Al norte del infierno nació bajo esas circunstancias agónicas. Su texto se me había atragantado no solo en la garganta sino en todo mi ser. Lo sentía como un molesto padecimiento que no me dejaba vivir, como un tumor o un proyectil que desde hacía tiempo llevaba alojado en los sesos y que ahora buscaba salir, por sí solo, a la superficie. Sacarlo de mí se convirtió en mi mayor prioridad, sin tiempo que perder y sin detenerme a pensar en cómo lo haría.
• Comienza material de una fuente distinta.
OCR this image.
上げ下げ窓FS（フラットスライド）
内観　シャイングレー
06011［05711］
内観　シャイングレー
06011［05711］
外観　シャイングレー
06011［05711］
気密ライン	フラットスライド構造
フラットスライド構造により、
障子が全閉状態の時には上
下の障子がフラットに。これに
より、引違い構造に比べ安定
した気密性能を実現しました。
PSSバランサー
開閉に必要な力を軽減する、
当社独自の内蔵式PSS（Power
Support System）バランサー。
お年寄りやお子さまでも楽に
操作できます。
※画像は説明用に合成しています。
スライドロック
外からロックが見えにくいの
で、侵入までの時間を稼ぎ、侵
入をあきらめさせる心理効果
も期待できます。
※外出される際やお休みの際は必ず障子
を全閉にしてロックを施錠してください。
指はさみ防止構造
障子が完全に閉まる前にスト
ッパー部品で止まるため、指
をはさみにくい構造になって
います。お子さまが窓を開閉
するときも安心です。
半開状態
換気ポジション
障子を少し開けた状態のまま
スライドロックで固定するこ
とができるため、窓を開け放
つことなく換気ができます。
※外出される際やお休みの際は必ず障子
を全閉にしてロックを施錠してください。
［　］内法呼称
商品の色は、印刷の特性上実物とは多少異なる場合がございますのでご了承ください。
Pero arrancarnos un libro que vive en nuestro interior es un proceso de exorcismo que tiene sus propias reglas. En primer lugar, la urgencia del texto por saltar de mi cabeza ni siquiera dejaba espacio para echar un vistazo a las pautas literarias que rigurosamente establece la tradición, ni para analizar los estilos en boga para configurar ese texto; la urgencia no nos permite remitirnos a las diatribas, valores o pareceres que consciente o inconscientemente nos impone el canon, o sea, prestarle mucha atención a la literatura. Y así escribí Al norte del infierno: así, sin ponerme a considerar el mundo literario que transcurría a mi alrededor, sin tenerlo en cuenta, sin saber si eran estas o no las formas que la narrativa contemporánea exigía de los escritores de mi época.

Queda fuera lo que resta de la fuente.